- Nandikurali Location in Karnataka, India Nandikurali Nandikurali (India)
- Coordinates: 16°29′N 74°47′E﻿ / ﻿16.48°N 74.78°E
- Country: India
- State: Karnataka
- District: Belgaum
- Talukas: Raybag

Population (2011)
- • Total: 9,182

Languages
- • Official: Kannada
- Time zone: UTC+5:30 (IST)

= Nandikurali =

 Nandikurali is a village in the southern state of Karnataka, India. It is located in the Raybag taluk of Belgaum district in Karnataka.

== Demographics ==
According to the census of 2011, The village has 1,791 households with a total population of around 9,182.

== Economy ==
The majority of the population are cultivators or agricultural workers. About 80% of the villagers are involved in cultivating sugarcane, but maize, wheat, and onions, are also produced. While most of the villagers are involved in agriculture, some are involved in other professions such as tailoring, carpentry, shoemaking and goldsmithing.

Nandikurali has the highest number of "Jaggery Houses " in Raibag taluk, with more than 60 jaggery houses in the village alone producing jaggery sugar. White, red, and black varieties are produced and exported to Sangli, Belgaum, Hubli, Kolhapur, and Mahalingpur. The best jaggery houses in the village are "Kedaraling Bell Tayarika Ghataka", "Amogh Siddeshwar Bell Tayarika Ghataka" and "Aranya Siddeshawar Bell Tayarika Ghatak".

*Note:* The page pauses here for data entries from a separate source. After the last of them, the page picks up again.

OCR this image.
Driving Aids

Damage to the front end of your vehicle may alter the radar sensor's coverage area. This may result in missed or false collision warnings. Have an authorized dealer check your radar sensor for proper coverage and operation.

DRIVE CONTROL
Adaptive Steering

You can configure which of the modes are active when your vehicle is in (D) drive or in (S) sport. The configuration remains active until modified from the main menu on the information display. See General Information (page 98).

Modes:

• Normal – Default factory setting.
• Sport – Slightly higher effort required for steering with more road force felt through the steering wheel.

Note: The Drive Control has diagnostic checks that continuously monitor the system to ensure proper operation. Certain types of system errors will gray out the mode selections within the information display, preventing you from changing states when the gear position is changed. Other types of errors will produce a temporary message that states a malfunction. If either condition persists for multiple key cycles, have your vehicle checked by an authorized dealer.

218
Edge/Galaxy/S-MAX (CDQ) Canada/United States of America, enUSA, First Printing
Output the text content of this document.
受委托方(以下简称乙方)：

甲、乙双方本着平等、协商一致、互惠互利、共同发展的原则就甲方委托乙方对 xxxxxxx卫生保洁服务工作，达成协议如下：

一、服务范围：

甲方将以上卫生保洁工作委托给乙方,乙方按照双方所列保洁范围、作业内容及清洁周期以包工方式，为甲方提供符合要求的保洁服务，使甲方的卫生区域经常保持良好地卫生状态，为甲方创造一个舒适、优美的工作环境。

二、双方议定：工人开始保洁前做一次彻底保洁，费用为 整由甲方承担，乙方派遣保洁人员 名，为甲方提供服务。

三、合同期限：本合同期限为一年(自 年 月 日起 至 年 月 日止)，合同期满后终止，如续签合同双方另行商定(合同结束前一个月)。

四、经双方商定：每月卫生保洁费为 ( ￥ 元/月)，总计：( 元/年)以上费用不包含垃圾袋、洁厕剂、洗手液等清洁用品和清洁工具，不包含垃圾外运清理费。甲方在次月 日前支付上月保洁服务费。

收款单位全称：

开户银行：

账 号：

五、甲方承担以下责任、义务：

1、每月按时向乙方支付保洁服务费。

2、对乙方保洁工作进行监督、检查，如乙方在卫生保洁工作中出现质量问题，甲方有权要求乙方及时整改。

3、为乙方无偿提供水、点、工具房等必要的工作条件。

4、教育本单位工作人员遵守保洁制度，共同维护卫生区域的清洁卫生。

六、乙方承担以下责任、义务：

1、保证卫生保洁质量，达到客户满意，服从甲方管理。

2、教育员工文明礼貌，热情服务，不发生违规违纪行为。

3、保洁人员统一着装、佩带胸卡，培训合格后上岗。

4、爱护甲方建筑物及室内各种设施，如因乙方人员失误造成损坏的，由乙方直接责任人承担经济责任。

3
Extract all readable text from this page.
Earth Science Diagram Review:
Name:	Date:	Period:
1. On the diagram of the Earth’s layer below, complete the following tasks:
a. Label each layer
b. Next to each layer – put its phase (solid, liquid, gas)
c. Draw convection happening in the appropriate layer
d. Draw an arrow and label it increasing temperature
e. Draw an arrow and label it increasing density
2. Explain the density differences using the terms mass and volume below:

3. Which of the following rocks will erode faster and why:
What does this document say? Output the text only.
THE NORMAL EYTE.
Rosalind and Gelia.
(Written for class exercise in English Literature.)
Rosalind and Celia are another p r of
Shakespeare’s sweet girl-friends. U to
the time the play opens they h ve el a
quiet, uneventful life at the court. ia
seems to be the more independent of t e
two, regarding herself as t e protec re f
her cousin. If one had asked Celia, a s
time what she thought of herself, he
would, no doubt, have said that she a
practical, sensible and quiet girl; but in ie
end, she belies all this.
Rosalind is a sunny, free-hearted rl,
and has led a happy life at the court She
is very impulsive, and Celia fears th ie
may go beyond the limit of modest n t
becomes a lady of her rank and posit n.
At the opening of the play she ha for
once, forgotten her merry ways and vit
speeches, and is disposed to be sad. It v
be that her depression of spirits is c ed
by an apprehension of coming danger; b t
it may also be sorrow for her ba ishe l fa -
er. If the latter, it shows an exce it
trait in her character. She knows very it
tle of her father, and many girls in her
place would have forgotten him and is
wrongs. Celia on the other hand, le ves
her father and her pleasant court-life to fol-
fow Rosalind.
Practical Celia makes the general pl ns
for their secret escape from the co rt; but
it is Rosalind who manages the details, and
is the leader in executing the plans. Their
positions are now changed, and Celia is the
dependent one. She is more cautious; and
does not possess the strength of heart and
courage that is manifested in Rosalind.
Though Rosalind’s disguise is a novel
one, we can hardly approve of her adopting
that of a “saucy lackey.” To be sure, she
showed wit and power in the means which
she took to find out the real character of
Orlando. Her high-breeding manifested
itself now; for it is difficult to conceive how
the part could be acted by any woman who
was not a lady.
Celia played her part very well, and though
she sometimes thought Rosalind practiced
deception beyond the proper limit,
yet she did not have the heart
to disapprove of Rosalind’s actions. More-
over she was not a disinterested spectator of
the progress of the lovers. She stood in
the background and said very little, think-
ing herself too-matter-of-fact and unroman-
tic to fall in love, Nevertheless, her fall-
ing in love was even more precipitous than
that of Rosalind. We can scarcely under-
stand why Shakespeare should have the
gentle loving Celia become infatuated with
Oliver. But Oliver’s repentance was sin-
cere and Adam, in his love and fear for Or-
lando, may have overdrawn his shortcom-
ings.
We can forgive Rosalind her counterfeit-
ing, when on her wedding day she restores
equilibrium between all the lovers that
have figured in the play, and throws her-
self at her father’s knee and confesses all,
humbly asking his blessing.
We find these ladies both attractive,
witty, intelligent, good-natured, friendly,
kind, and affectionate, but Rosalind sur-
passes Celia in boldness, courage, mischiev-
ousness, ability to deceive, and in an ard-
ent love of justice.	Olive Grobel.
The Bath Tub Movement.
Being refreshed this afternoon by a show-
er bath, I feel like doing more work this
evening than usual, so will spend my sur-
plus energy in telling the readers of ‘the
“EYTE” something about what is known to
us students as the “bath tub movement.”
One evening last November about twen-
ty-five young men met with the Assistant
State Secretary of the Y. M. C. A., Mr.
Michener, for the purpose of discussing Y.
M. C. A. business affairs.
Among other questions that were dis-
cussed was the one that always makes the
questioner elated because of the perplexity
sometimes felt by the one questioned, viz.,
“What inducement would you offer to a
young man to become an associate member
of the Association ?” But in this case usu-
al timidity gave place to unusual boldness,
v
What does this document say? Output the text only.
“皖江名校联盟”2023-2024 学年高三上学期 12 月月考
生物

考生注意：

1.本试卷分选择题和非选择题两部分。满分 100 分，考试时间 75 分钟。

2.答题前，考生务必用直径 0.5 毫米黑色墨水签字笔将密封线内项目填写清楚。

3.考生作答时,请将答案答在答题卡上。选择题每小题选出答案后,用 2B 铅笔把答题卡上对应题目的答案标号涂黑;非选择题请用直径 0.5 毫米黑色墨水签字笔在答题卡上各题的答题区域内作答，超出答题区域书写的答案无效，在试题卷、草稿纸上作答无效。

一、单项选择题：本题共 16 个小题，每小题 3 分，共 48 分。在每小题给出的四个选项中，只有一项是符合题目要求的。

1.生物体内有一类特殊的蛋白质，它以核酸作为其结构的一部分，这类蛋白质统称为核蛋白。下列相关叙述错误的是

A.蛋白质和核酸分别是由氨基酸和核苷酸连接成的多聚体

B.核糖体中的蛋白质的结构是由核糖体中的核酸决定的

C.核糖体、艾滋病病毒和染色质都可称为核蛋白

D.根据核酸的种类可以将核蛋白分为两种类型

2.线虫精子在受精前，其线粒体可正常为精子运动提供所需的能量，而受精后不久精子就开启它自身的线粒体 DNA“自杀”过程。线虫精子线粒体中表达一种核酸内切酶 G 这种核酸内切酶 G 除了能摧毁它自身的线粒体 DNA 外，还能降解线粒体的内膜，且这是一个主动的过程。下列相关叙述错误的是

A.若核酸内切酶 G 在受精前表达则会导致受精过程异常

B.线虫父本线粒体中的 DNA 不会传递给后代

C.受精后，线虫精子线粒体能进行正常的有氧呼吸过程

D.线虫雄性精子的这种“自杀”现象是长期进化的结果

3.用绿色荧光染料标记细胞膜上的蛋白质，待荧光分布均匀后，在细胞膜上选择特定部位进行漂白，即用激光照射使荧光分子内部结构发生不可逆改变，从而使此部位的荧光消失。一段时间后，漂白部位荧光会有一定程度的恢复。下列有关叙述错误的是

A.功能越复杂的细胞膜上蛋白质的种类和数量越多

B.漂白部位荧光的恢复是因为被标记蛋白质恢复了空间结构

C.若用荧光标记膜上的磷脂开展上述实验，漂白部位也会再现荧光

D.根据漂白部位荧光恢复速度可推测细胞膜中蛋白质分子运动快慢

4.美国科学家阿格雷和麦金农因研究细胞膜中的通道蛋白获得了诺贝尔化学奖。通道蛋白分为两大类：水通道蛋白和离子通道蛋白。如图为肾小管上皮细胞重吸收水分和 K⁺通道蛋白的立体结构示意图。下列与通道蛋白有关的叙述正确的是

The village contains two canals, which are supplied with water from lake "Hullyal Keri" originating in Raybag taluk. This lake is filled from the Hidkal Dam through a long canal. Nandikurali receives lake water for 4 months between June and October.

== Education ==
The literacy rate in Nandikurali 63.56%.

There are at least seven educational institutions run by the government and private sector. Among them, govt-run KHPS, Nandikurali with current student enrollment of 402 as of 2019, June is a prominent one. The school celebrated its centenary on 28 August 2018. It was established in the year 1928. With 13 active teaching staff, the govt school has computer labs and smart classes. The school imparts the quality education to the rural children up to class of 7.